Investment Criteria 3: Structure and Governance

Who doesn't love to read a good legal document? Want to curl up by the fire with a long operating agreement and private placement memorandum? 

Anyone...? Anyone...? Bueller....?

If reviewing risk disclosures and considering the finer points of unrelated business income tax do not sound enjoyable to you, then take heart. You can rest easy knowing these are the kinds of things Impact Foundation vets for each investment and you don't have to. 

What sorts of things constitute structure/governance?

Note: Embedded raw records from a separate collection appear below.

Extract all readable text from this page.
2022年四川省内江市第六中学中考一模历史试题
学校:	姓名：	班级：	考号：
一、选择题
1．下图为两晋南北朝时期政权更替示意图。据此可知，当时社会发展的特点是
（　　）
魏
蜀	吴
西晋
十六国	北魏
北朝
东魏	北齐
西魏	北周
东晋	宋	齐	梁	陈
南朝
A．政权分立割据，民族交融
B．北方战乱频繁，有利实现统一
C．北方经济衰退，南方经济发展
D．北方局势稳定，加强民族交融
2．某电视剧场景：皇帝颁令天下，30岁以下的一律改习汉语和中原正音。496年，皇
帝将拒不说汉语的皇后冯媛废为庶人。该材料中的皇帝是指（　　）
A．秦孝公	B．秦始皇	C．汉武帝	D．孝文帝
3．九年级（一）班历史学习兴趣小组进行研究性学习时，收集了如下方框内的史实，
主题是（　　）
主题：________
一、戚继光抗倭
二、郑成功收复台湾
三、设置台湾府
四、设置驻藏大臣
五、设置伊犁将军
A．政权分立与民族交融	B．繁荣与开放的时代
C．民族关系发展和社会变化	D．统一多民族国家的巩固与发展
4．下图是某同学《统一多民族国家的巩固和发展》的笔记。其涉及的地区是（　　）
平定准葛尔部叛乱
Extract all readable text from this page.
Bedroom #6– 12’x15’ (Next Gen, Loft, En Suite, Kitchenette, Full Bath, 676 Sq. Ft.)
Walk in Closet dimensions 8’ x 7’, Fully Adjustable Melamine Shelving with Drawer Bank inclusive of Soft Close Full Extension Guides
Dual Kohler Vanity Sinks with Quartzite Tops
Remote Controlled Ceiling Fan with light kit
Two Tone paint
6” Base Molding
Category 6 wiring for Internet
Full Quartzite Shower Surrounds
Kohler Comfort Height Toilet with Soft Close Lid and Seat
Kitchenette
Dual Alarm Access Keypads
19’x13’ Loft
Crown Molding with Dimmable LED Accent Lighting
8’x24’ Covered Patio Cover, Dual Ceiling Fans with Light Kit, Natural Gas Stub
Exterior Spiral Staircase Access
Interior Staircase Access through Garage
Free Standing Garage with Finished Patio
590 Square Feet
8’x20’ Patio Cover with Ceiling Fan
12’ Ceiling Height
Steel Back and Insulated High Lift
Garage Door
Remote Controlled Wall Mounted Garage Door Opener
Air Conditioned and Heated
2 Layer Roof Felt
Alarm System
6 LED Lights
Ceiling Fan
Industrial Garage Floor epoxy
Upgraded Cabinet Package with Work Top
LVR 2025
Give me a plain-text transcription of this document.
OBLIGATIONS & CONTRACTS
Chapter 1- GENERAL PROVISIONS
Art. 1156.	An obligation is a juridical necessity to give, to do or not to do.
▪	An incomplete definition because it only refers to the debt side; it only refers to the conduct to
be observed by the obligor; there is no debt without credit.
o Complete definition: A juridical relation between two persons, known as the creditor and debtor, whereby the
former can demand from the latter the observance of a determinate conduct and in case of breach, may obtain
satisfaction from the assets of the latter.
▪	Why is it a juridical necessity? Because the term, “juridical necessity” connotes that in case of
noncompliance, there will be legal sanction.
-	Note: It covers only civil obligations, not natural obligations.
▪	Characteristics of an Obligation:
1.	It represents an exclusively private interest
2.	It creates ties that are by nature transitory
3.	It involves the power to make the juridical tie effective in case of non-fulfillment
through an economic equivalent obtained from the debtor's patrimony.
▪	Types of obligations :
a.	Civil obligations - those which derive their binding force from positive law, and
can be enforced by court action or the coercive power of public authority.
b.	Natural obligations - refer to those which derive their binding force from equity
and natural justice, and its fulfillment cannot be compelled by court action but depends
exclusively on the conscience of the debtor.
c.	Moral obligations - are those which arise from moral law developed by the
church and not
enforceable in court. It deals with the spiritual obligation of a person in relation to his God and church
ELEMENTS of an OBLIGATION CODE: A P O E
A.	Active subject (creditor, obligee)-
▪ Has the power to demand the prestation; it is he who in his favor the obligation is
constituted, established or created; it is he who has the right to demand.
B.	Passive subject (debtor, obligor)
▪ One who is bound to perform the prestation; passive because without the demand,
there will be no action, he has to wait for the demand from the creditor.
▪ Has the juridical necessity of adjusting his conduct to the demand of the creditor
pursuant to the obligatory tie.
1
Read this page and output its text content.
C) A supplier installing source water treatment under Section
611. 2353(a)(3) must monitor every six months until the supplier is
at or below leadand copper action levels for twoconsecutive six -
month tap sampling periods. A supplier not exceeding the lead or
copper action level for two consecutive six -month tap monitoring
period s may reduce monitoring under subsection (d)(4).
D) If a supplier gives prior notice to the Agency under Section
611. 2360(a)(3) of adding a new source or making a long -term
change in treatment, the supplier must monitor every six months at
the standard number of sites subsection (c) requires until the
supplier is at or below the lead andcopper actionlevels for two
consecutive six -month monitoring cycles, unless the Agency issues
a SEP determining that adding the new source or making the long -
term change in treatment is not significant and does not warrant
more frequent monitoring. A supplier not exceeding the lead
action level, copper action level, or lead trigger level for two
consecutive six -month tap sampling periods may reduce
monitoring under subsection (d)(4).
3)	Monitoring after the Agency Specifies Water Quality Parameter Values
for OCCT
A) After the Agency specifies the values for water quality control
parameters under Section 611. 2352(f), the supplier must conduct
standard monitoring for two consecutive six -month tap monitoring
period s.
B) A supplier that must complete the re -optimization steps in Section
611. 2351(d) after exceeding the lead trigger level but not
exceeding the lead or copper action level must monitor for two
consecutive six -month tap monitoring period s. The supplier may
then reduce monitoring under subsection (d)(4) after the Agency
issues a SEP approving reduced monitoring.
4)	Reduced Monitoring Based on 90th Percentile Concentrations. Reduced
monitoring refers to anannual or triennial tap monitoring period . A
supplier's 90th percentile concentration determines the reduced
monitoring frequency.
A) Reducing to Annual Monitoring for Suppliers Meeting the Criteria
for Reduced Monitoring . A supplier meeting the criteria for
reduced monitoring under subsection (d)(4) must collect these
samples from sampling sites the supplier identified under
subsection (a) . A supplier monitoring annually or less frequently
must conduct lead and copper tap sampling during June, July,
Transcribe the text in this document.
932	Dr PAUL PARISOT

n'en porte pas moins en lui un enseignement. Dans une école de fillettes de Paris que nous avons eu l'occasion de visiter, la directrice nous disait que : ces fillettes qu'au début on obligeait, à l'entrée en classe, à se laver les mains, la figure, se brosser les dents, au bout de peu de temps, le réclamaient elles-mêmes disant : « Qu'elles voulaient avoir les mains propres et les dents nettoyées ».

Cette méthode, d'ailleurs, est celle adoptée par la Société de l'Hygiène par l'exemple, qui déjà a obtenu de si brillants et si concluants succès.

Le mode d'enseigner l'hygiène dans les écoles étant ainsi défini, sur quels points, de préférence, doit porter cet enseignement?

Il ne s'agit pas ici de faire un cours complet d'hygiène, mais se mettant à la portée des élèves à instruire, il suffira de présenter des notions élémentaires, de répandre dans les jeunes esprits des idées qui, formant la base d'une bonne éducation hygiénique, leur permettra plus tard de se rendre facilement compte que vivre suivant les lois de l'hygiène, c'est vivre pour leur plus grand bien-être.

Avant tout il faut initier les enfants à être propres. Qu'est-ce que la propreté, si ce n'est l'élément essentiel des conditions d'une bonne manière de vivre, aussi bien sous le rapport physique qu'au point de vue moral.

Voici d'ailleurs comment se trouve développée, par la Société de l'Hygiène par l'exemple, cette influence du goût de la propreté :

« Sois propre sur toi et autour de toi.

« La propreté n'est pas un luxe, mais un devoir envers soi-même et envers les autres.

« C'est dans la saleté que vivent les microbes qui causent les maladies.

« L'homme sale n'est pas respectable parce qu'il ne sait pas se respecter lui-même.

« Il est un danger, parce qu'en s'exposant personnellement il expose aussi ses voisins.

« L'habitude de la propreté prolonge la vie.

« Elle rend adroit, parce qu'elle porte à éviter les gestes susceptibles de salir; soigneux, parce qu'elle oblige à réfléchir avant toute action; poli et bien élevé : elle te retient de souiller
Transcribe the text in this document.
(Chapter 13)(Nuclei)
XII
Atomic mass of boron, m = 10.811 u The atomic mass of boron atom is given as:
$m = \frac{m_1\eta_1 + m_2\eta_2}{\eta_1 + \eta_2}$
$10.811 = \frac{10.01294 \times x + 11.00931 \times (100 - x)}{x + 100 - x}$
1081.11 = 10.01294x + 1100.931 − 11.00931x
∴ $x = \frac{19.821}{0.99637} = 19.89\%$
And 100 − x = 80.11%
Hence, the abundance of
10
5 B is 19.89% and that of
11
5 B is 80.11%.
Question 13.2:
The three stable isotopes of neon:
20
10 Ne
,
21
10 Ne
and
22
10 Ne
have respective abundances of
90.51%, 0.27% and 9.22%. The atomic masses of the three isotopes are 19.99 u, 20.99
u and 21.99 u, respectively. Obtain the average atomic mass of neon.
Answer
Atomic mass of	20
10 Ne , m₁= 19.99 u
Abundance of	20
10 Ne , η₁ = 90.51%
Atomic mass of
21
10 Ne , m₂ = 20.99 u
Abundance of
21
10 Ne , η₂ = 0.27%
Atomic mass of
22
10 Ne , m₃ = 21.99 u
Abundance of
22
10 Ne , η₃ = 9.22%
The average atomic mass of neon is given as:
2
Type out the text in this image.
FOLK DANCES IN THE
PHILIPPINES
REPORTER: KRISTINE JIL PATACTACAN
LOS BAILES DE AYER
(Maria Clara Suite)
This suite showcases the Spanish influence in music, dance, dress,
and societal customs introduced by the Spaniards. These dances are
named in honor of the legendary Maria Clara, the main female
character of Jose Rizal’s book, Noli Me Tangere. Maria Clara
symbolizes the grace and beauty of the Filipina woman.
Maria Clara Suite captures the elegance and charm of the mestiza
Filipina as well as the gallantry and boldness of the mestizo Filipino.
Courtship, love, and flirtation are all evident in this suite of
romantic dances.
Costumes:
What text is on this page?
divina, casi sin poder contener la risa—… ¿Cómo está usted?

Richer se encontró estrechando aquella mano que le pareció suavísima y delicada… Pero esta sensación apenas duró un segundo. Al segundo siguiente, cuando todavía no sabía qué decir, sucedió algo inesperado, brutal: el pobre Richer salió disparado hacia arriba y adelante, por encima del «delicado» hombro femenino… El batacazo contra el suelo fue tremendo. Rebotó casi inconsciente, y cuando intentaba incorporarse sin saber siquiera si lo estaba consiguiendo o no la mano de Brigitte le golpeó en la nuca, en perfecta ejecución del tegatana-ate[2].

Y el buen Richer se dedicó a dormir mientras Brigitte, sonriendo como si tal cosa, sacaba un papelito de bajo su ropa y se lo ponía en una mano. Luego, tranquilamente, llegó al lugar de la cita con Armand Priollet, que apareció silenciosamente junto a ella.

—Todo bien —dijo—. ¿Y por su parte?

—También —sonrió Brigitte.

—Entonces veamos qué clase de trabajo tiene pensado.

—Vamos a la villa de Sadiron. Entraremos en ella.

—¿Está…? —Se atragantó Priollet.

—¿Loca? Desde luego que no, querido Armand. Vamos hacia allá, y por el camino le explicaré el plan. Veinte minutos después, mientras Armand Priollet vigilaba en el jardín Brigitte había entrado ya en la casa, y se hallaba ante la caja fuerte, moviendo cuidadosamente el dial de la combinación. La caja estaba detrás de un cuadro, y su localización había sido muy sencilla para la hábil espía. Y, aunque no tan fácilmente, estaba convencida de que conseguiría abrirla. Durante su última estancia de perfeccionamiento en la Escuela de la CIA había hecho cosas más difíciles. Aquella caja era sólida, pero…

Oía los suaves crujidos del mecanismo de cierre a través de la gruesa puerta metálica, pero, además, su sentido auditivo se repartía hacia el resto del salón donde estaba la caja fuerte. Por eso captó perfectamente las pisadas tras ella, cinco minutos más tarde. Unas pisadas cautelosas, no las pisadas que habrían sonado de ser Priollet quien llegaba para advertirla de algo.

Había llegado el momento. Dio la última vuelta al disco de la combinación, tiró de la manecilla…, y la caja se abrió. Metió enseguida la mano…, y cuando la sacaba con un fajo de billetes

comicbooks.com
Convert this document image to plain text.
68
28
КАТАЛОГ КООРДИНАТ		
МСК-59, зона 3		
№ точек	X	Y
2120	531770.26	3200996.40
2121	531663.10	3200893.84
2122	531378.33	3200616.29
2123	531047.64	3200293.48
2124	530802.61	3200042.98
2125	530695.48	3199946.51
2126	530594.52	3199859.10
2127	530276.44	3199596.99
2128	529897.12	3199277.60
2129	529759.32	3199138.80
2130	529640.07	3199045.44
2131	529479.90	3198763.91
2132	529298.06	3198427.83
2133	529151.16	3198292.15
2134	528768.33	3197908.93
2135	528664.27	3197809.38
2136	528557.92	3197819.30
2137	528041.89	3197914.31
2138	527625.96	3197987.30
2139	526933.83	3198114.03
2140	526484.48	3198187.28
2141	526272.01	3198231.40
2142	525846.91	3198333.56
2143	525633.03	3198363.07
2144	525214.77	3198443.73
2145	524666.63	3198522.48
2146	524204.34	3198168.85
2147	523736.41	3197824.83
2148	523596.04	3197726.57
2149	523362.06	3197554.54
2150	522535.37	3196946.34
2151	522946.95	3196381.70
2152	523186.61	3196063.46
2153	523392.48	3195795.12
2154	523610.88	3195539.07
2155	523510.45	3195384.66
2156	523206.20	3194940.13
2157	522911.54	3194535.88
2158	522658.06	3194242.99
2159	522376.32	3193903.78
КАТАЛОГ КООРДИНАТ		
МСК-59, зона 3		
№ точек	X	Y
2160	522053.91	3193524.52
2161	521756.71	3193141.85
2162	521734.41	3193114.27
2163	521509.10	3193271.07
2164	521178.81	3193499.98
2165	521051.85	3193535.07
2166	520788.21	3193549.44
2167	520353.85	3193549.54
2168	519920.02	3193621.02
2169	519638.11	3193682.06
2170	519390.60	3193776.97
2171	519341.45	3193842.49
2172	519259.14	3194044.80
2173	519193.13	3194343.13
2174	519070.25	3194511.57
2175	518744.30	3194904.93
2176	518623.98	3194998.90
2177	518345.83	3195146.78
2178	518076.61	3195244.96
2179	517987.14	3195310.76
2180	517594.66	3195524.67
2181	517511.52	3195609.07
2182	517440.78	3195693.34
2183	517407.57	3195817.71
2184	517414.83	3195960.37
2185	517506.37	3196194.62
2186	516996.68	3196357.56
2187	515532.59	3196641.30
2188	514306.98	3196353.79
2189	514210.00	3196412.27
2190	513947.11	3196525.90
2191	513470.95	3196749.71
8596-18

In the third phase of our vetting, we look at the underlying documents, governance, and leadership of the organization to make sure the investment is structured well to achieve our financial and impact goals. This includes considerations of: 

  • leadership experience of the management team
  • risk management (addressed more below)
  • joint venturing - unique issues created when charity owns an equity stake in a business taxed as a partnership
  • UBIT - unrelated business income tax created when a charity has income from an active business that is unrelated to its charitable purpose
  • fund management fees
  • profit/loss allocations and waterfall provisions
  • control provisions
  • etc. - whatever else we happen to come across

Why so much scrutiny? 

Impact Foundation is subject to the fiduciary duties of care, loyalty, and obedience to mission. By moral and legal imperative, the Board and Investment Committee’s fiduciary duties encompass three central responsibilities:

  • Duty of care to facilitate prudent stewardship of Impact Foundation’s capital, and to extend that duty of care to beneficiaries by providing capital to enterprises that are aligned with our mission and contribute broadly to society;
  • Duty of loyalty to ensure the impartial execution of all the Foundation’s dealings; and
  • Duty of obedience to benefit the public and the mission of the Foundation, as declared in the mission statement and encompassed by the corporate charter

Taken together, these duties oblige the Foundation to examine all of our investment holdings for both social and financial performance and to make investment decisions that optimize both together to fully abide by our duty as a custodian of tax-privileged assets.

Like any prudent investor, Impact Foundation seeks to manage risk with an appropriate asset allocation. But at the heart of our approach to investment selection is an emphasis on enterprises, not asset classes. We believe we have an obligation to invest in robust enterprises—whatever their tax status, size, or business—that can perform reliably for the people and communities that we are dedicated to serve.